As a new developer, regular expressions (or regex as it’s commonly known), can be daunting because of the strange, unfamiliar syntax:
^[A-Za-z0-9._%+-]+@[A-Za-z0-9.-]+\.[A-Za-z]{2,}$
When I was a new developer and saw the expression above for the first time, I remember my first thought was “say what? I’m never going to be able to learn that gobbledygook. That’s too much for me. I can’t do it.”
But you can! It’s just a matter of getting over that initial overwhelming feeling that regular expressions are too foreign. Just like learning or speaking a foreign language — once you get the hang of it, it will come pretty naturally. I promise!
In this article, we take a look at what regular expressions are, why they are used, and how to use them in Python. By the time you finish this article, you’ll have a solid understanding of regular expressions so you can interpret what the expression above means!
What are Regular Expressions?
When we take a look at what a regular expression is, we need to remind ourselves of what a string is. Remember that a string is just a collection of characters that are strung together and bounded by a set of quotation marks:
“Hello World” “555-555-5555” “John Doe 123 Main St. Anywhere, USA 99999-9999” “email@email.io”

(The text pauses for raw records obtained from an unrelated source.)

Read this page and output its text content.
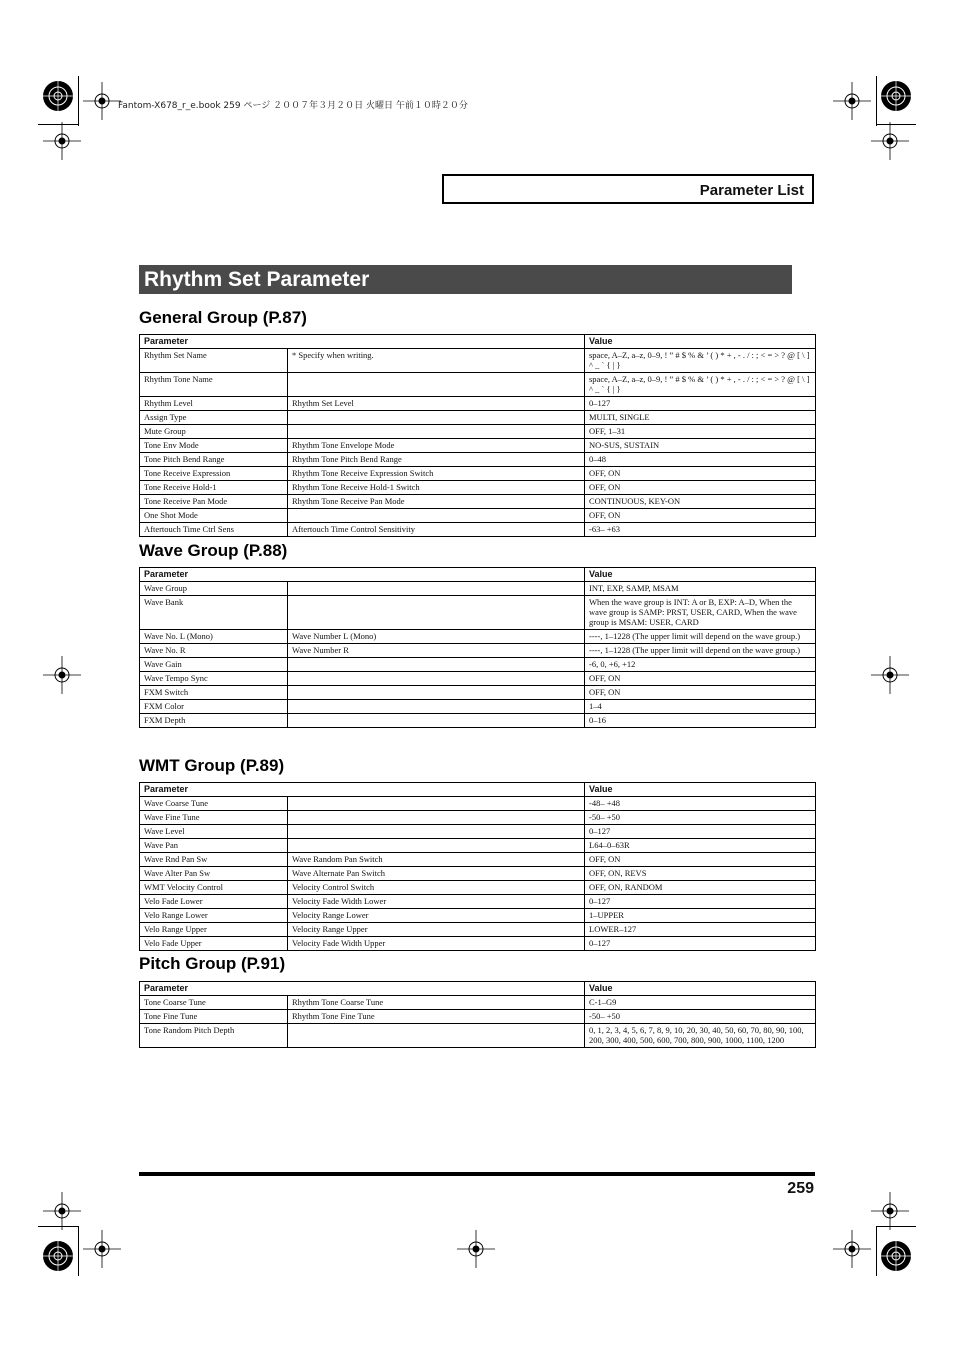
Fantom-X678_r_e.book 259 ページ ２００７年３月２０日 火曜日 午前１０時２０分
Parameter List
Rhythm Set Parameter
General Group (P.87)
Parameter		Value
Rhythm Set Name	* Specify when writing.	space, A–Z, a–z, 0–9, ! ” # $ % & ’ ( ) * + , - . / : ; < = > ? @ [ \ ] ^ _ ` { | }
Rhythm Tone Name		space, A–Z, a–z, 0–9, ! ” # $ % & ’ ( ) * + , - . / : ; < = > ? @ [ \ ] ^ _ ` { | }
Rhythm Level	Rhythm Set Level	0–127
Assign Type		MULTI, SINGLE
Mute Group		OFF, 1–31
Tone Env Mode	Rhythm Tone Envelope Mode	NO-SUS, SUSTAIN
Tone Pitch Bend Range	Rhythm Tone Pitch Bend Range	0–48
Tone Receive Expression	Rhythm Tone Receive Expression Switch	OFF, ON
Tone Receive Hold-1	Rhythm Tone Receive Hold-1 Switch	OFF, ON
Tone Receive Pan Mode	Rhythm Tone Receive Pan Mode	CONTINUOUS, KEY-ON
One Shot Mode		OFF, ON
Aftertouch Time Ctrl Sens	Aftertouch Time Control Sensitivity	-63– +63
Wave Group (P.88)
Parameter		Value
Wave Group		INT, EXP, SAMP, MSAM
Wave Bank		When the wave group is INT: A or B, EXP: A–D, When the wave group is SAMP: PRST, USER, CARD, When the wave group is MSAM: USER, CARD
Wave No. L (Mono)	Wave Number L (Mono)	----, 1–1228 (The upper limit will depend on the wave group.)
Wave No. R	Wave Number R	----, 1–1228 (The upper limit will depend on the wave group.)
Wave Gain		-6, 0, +6, +12
Wave Tempo Sync		OFF, ON
FXM Switch		OFF, ON
FXM Color		1–4
FXM Depth		0–16
WMT Group (P.89)
Parameter		Value
Wave Coarse Tune		-48– +48
Wave Fine Tune		-50– +50
Wave Level		0–127
Wave Pan		L64–0–63R
Wave Rnd Pan Sw	Wave Random Pan Switch	OFF, ON
Wave Alter Pan Sw	Wave Alternate Pan Switch	OFF, ON, REVS
WMT Velocity Control	Velocity Control Switch	OFF, ON, RANDOM
Velo Fade Lower	Velocity Fade Width Lower	0–127
Velo Range Lower	Velocity Range Lower	1–UPPER
Velo Range Upper	Velocity Range Upper	LOWER–127
Velo Fade Upper	Velocity Fade Width Upper	0–127
Pitch Group (P.91)
Parameter		Value
Tone Coarse Tune	Rhythm Tone Coarse Tune	C-1–G9
Tone Fine Tune	Rhythm Tone Fine Tune	-50– +50
Tone Random Pitch Depth		0, 1, 2, 3, 4, 5, 6, 7, 8, 9, 10, 20, 30, 40, 50, 60, 70, 80, 90, 100, 200, 300, 400, 500, 600, 700, 800, 900, 1000, 1100, 1200
259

These are all examples of strings. They can be of any length, or no length at all. Regular Expressions, or more commonly shortened to regex, is an expression whose components match patterns up with strings to find out some sort of information.
What’s great about regex is that it doesn’t necessarily care about the language you are coding in — it’s fairly language agnostic. The difference comes in the language’s methods and how to perform actions using those expressions.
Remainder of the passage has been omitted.